Facebook friendconnect
Facebook friendconnect

Social networks are massive publishing platforms. The amount of time users spend logged inside their social network application is far more than time they spend searching or looking at content on a portal like Yahoo. This provides an opportunity to market products and services to a social network’s user base which is sometimes referred to as being part of the ‘social media marketing’ phenomenon. So far, social networks have carried contextually irrelevant advertisements (for example, see Google adsense inside Orkut) which can change now that all major social networks have opened up their systems and allow applications outside the social network to push messages and content inside them. You can see an application doing just that above which is using Facebook’s Connect interface to push messages into Facebook.

I presume social networks will eventually start charging applications a ‘publishing fee’ which points to a large opportunity social networks in India too can exploit. Messages sent to users in a social network by people they know from applications outside the social network will be much more relevant to the user compared to normal adverts and any promotion that is associated with such messaging and content push is likely to have a much higher click through rate and therefore revenues for social networks and applications that use them.

Social blogs

Social WordPress
Social WordPress

Blogs are a clear favourite among online mediums used very frequently.
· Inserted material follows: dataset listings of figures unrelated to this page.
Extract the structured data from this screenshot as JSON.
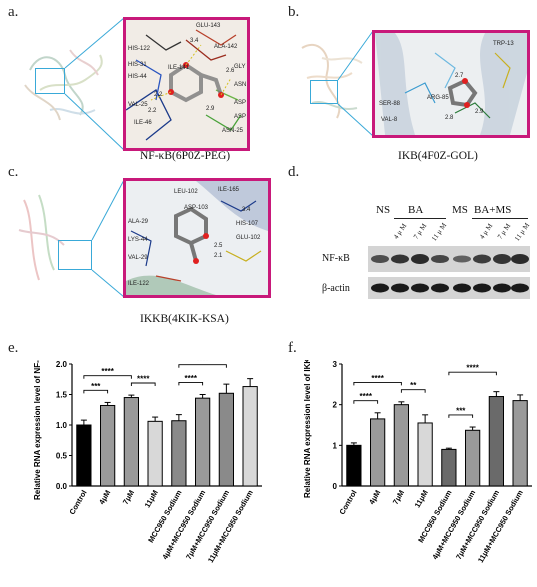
{
  "panels": {
    "a": {
      "label": "a.",
      "caption": "NF-κB(6P0Z-PEG)",
      "residues": [
        "HIS-122",
        "GLU-143",
        "ILE-141",
        "ALA-142",
        "GLY",
        "ASN",
        "ASP",
        "ASP",
        "ASN-25",
        "VAL-25",
        "ILE-46",
        "HIS-31",
        "HIS-44"
      ],
      "distances": [
        "3.4",
        "2.6",
        "2.2",
        "2.2",
        "2.9"
      ]
    },
    "b": {
      "label": "b.",
      "caption": "IKB(4F0Z-GOL)",
      "residues": [
        "ARG-85",
        "TRP-13",
        "SER-88",
        "VAL-8"
      ],
      "distances": [
        "2.7",
        "2.9",
        "2.8"
      ]
    },
    "c": {
      "label": "c.",
      "caption": "IKKB(4KIK-KSA)",
      "residues": [
        "LEU-102",
        "ILE-165",
        "ASP-103",
        "ALA-29",
        "LYS-44",
        "VAL-29",
        "ILE-122",
        "HIS-107",
        "GLU-102"
      ],
      "distances": [
        "2.5",
        "2.1",
        "3.4"
      ]
    },
    "d": {
      "label": "d.",
      "groups": [
        "NS",
        "BA",
        "MS",
        "BA+MS"
      ],
      "lane_labels": [
        "4 μ M",
        "7 μ M",
        "11 μ M",
        "4 μ M",
        "7 μ M",
        "11 μ M"
      ],
      "rows": [
        "NF-κB",
        "β-actin"
      ]
    },
    "e": {
      "label": "e."
    },
    "f": {
      "label": "f."
    }
  },
  "chart_data": [
    {
      "type": "bar",
      "ylabel": "Relative RNA expression level of NF-κB",
      "categories": [
        "Control",
        "4μM",
        "7μM",
        "11μM",
        "MCC950 Sodium",
        "4μM+MCC950 Sodium",
        "7μM+MCC950 Sodium",
        "11μM+MCC950 Sodium"
      ],
      "values": [
        1.0,
        1.32,
        1.45,
        1.06,
        1.07,
        1.44,
        1.52,
        1.63
      ],
      "errors": [
        0.08,
        0.05,
        0.04,
        0.07,
        0.1,
        0.06,
        0.15,
        0.13
      ],
      "colors": [
        "#000000",
        "#9a9a9a",
        "#9a9a9a",
        "#d8d8d8",
        "#8a8a8a",
        "#9a9a9a",
        "#8a8a8a",
        "#d8d8d8"
      ],
      "ylim": [
        0,
        2.0
      ],
      "yticks": [
        "0.0",
        "0.5",
        "1.0",
        "1.5",
        "2.0"
      ],
      "significance": [
        {
          "from": 0,
          "to": 1,
          "label": "***"
        },
        {
          "from": 0,
          "to": 2,
          "label": "****"
        },
        {
          "from": 2,
          "to": 3,
          "label": "****"
        },
        {
          "from": 4,
          "to": 5,
          "label": "****"
        },
        {
          "from": 4,
          "to": 6,
          "label": "****"
        }
      ]
    },
    {
      "type": "bar",
      "ylabel": "Relative RNA expression level of IKKB",
      "categories": [
        "Control",
        "4μM",
        "7μM",
        "11μM",
        "MCC950 Sodium",
        "4μM+MCC950 Sodium",
        "7μM+MCC950 Sodium",
        "11μM+MCC950 Sodium"
      ],
      "values": [
        1.0,
        1.65,
        2.0,
        1.55,
        0.9,
        1.37,
        2.2,
        2.1
      ],
      "errors": [
        0.06,
        0.15,
        0.07,
        0.2,
        0.03,
        0.08,
        0.12,
        0.14
      ],
      "colors": [
        "#000000",
        "#9a9a9a",
        "#9a9a9a",
        "#d8d8d8",
        "#6a6a6a",
        "#9a9a9a",
        "#6a6a6a",
        "#9a9a9a"
      ],
      "ylim": [
        0,
        3
      ],
      "yticks": [
        "0",
        "1",
        "2",
        "3"
      ],
      "significance": [
        {
          "from": 0,
          "to": 1,
          "label": "****"
        },
        {
          "from": 0,
          "to": 2,
          "label": "****"
        },
        {
          "from": 2,
          "to": 3,
          "label": "**"
        },
        {
          "from": 4,
          "to": 5,
          "label": "***"
        },
        {
          "from": 4,
          "to": 6,
          "label": "****"
        }
      ]
    }
  ]
}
A report by McCann on Social media earlier this year pointed out that while 60% of users visit a social network site on an average in a month, 77% read a blog which comes second to only watching videos online which does marginally better at 82%. So far, blogs have been a medium of expression for individuals and organisations but little have they done to engage their readers’ into the blog’s social network which are people bound by common interests.

Recently, Blogger has released a new feature which allow a blog’s readers to follow the author which goes a step beyond MyBlogLog which identifies a blog’s readers and enables access to their profiles. You can see a test blog I have put up using Buddypress which is a social network plugin for WordPress. This again points to opportunities for product companies that can implement plugins for major blogging platforms and operate the resulting publishing network. These companies can potentially sell advertising and share revenues with blogs which makes it a very sticky and attractive business model for prospective blog network operators.

4 comments

  1. You seriously believe that networks are going to start charging applications that add value to the network?

    Thats like saying “Yahoo will charge you money to send emails to the Hotmail or GMail”. Am I missing something here?

    Money in social networks is going to be made by providing value to user of the network (making information available to you when and how you want).

    My 2 Cents!

  2. It’s really a nice and helpful piece of information. I’m glad that you shared this helpful info with us. Please keep us informed like this. Thanks for sharing.